- Jamie Dimon believes that Bitcoin and other public schemes are Ponzi schemes with links to illicit activities.
- However, Dimon believes that with proper regulation, stablecoins wouldn’t be problematic.
JPMorgan chief Jamie Dimon is once again back lashing out at Bitcoin and other cryptocurrencies in the market. During congressional testimony on Wednesday, September 21, Jamie Dimon was blunt to the point without mincing his words when a U.S. lawmaker asked him about his history of criticizing digital assets. Responding to this, Dimon said:
I’m a major skeptic on crypto tokens, which you call currency, like Bitcoin. They are decentralized Ponzi schemes… and the notion that it’s good for anybody is unbelievable. So we sit here in this room and talk about a lot of things, but $2 billion have been lost. Every year $30 billion in ransomware, AML, sex trafficking, stealing… it’s dangerous.

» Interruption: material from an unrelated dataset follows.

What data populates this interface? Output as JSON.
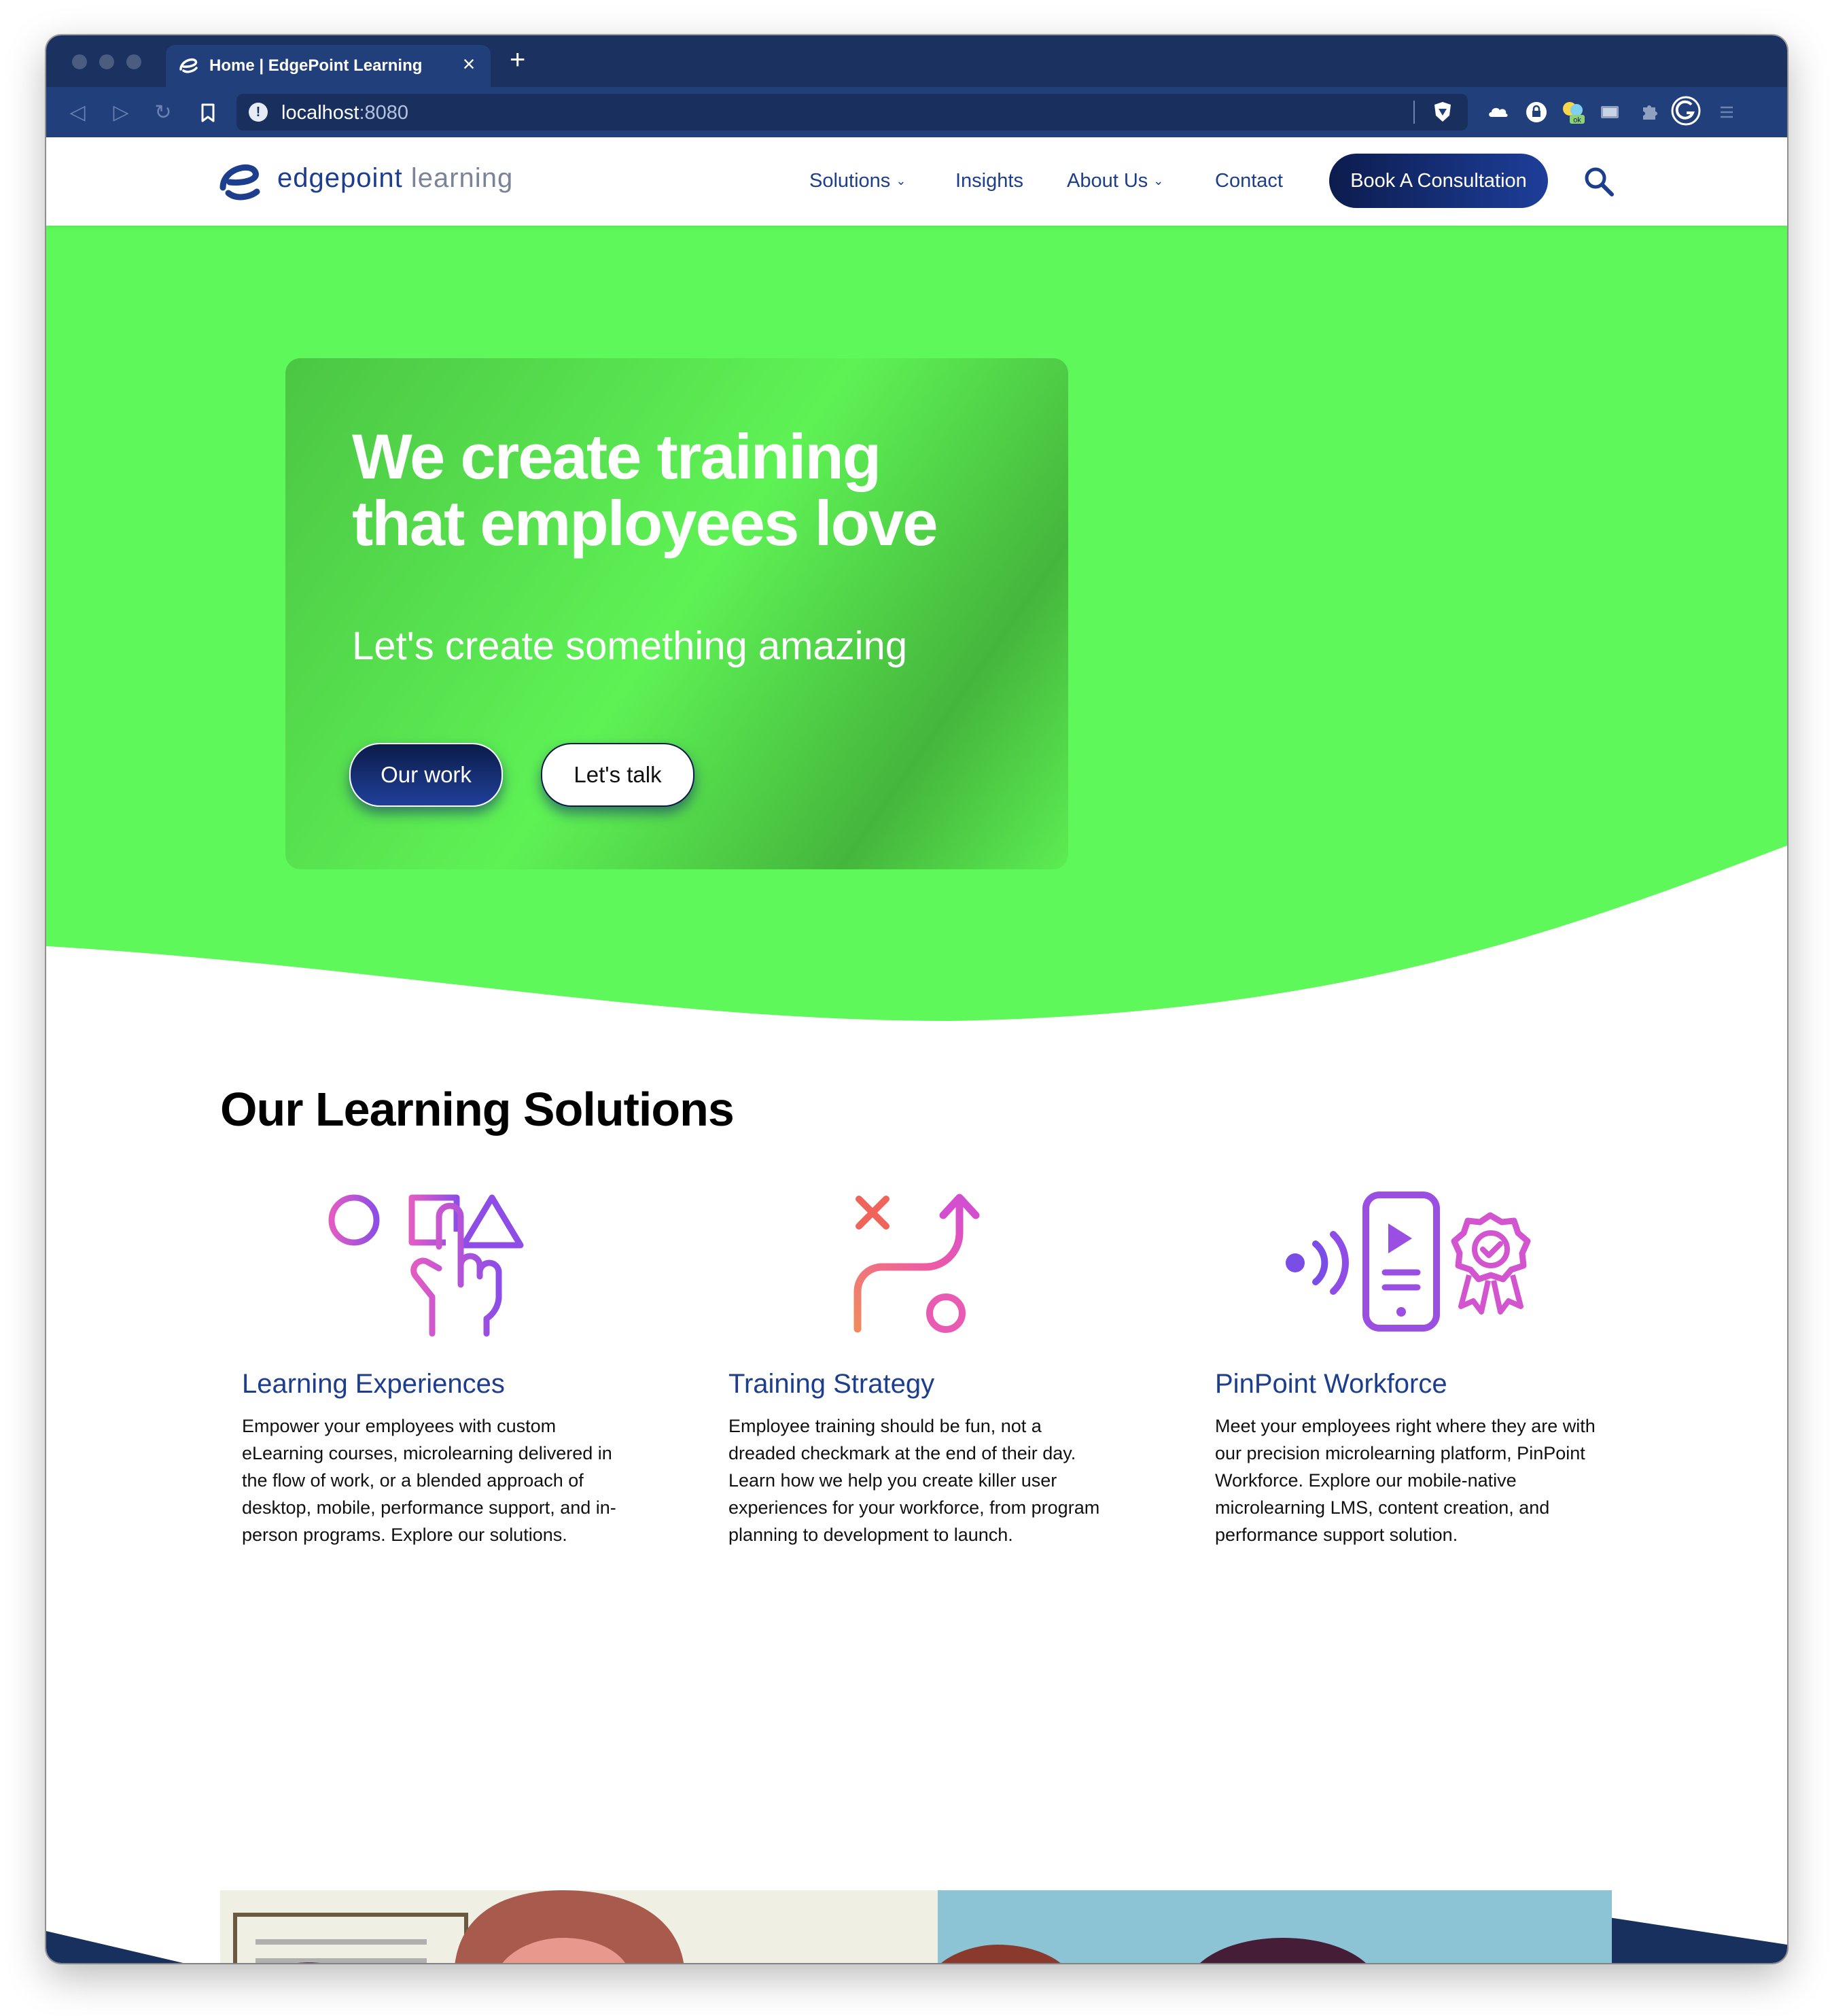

This is the latest criticism coming for cryptocurrencies from Dimon but certainly not the first. Back in 2017, the JPMorgan CEO called Bitcoin a “fraud.” Although Dimon is a major critic of Bitcoin, his bank JPMorgan is one of the largest banking institutions in the U.S. offering its clients access to Bitcoin and other cryptocurrency funds.
Calling out this dual play, one of the Twitter respondents wrote: “Jamie Dimon should really specify his opinions/beliefs. He sounds like a narrative-pushing hypocrite. If JPM really believed it was a Ponzi Scheme, their ethics board would disagree in allowing investors to get involved with any digital assets”.
Jamie Dimon on blockchain and stablecoins
Although Jamie Dimon has been one of the biggest critics of public cryptocurrencies, he’s quite bullish on the underpinning blockchain technology. Dimon is quite optimistic about the benefits of blockchain in financial services.
JPMorgan has deployed its native blockchain along with native coin JPM Coin for instant cross-border settlements. Over the last few years, the JPM Coin has conducted billions of dollars in cross-border settlements. Besides, the Wall Street bank also leverages blockchain technology to conduct ” intraday repurchase agreements, which allows other financial institutions to take out short-term loans using high-quality collateral”.
Along with blockchain, Dimon holds a positive view of stablecoins. These are particularly digital assets tied to the value of U.S. Dollars or other fiat currencies. Dimon believes that with proper regulation, stablecoins wouldn’t be problematic.
The United States agencies have been keeping a close watch on the stablecoins operating in the country. Earlier this week, the House Financial Services Committee put forward a proposal of introducing a two-year ban on algorithmic stablecoins like TerraUSD. The TerraUSD (UST) stablecoin was pegged 1:1 to the U.S. Dollar backed by the trading of its sister token LUNA. But earlier this year, the entire Terra ecosystem collapsed eroding more than $40 billion of investors’ wealth.